Linguistic change
This comic,um, literally addresses an issue I mentioned not so long ago, so I won’t go into that. It also addresses another issue–linguistic change. As a technical writer, I am tempted to wish that language didn’t change. Eliminating the ambiguity of having new meanings for words would certainly make it easier to be understood. I think this is the rationale for the French Academy, which is infamous for its insistence that the French language not change.
But language has to change over time. After all, the world changes over time. New ideas mean neologisms (and if you know what neologism means, I don’t need to explain this to you). A principle in linguistics is that all languages are sufficient. That is, for their environment.
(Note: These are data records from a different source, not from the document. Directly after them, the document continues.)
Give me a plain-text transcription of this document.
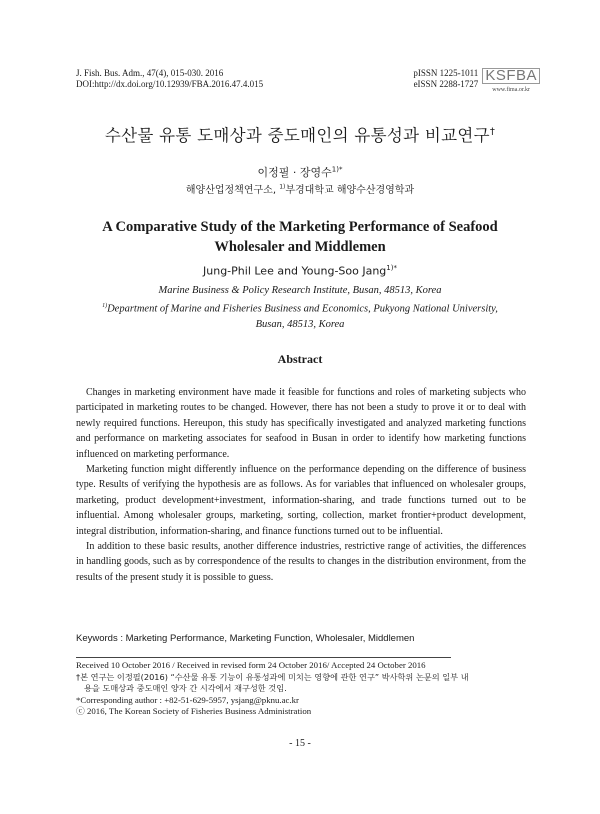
J. Fish. Bus. Adm., 47(4), 015-030. 2016
DOI:http://dx.doi.org/10.12939/FBA.2016.47.4.015
pISSN 1225-1011
eISSN 2288-1727 KSFBA
www.fima.or.kr
수산물 유통 도매상과 중도매인의 유통성과 비교연구†
이정필 · 장영수$^{1)*}$
해양산업정책연구소, $^{1)}$부경대학교 해양수산경영학과
A Comparative Study of the Marketing Performance of Seafood
Wholesaler and Middlemen
Jung-Phil Lee and Young-Soo Jang$^{1)*}$
Marine Business & Policy Research Institute, Busan, 48513, Korea
$^{1)}$Department of Marine and Fisheries Business and Economics, Pukyong National University,
Busan, 48513, Korea
Abstract

Changes in marketing environment have made it feasible for functions and roles of marketing subjects who participated in marketing routes to be changed. However, there has not been a study to prove it or to deal with newly required functions. Hereupon, this study has specifically investigated and analyzed marketing functions and performance on marketing associates for seafood in Busan in order to identify how marketing functions influenced on marketing performance.

Marketing function might differently influence on the performance depending on the difference of business type. Results of verifying the hypothesis are as follows. As for variables that influenced on wholesaler groups, marketing, product development+investment, information-sharing, and trade functions turned out to be influential. Among wholesaler groups, marketing, sorting, collection, market frontier+product development, integral distribution, information-sharing, and finance functions turned out to be influential.

In addition to these basic results, another difference industries, restrictive range of activities, the differences in handling goods, such as by correspondence of the results to changes in the distribution environment, from the results of the present study it is possible to guess.

Keywords : Marketing Performance, Marketing Function, Wholesaler, Middlemen
Received 10 October 2016 / Received in revised form 24 October 2016/ Accepted 24 October 2016
†본 연구는 이정필(2016) “수산물 유통 기능이 유통성과에 미치는 영향에 관한 연구” 박사학위 논문의 일부 내
용을 도매상과 중도매인 양자 간 시각에서 재구성한 것임.
*Corresponding author : +82-51-629-5957, ysjang@pknu.ac.kr
ⓒ 2016, The Korean Society of Fisheries Business Administration
- 15 -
A corollary of this is that when something new comes along, we make or borrow a word for it.
Language also changes for less justifiable reasons, and that’s what makes me roll my curmudgeonly eyes.
Let’s look at the comic, from January 17, 2014:
Definition creep is a neologism, by the way, derived perhaps, from “scope creep,” a term you hear too often in software development circles. The comic dances around the point, dear to my heart, that if you mush around the meanings, you can lose the use of perfectly good words. If if “literal” and “figurative” both mean “figurative,” how can you say that something is literal? Here’s another example: nauseous means “making one want to throw up,” and nauseated means feeling like throwing up. Both ideas are useful (in the right context), so don’t make both words mean the same thing.
We’re going to lose a lot of these battles, but I recommend that when you write, you exercise care to use the right word. In fact, here’s some evidence that we’re going to lose the nauseous/nauseated battle. The character speaking in the center panel is one of the intellectuals in the Luann Strip (Nov 9, 1998).
On the other hand, perhaps Greg Evans has already gone over to the dark side. This one is from 1992.
One last comment: Note that the guy on the left in Basic Instructions said “…in a recent dictionary.” It’s been a running battle in the lexicographical world whether dictionaries should prescribe the “correct” meaning, or merely describe what people are saying, without casting judgement. Currently the trend is toward being merely descriptive. Alas.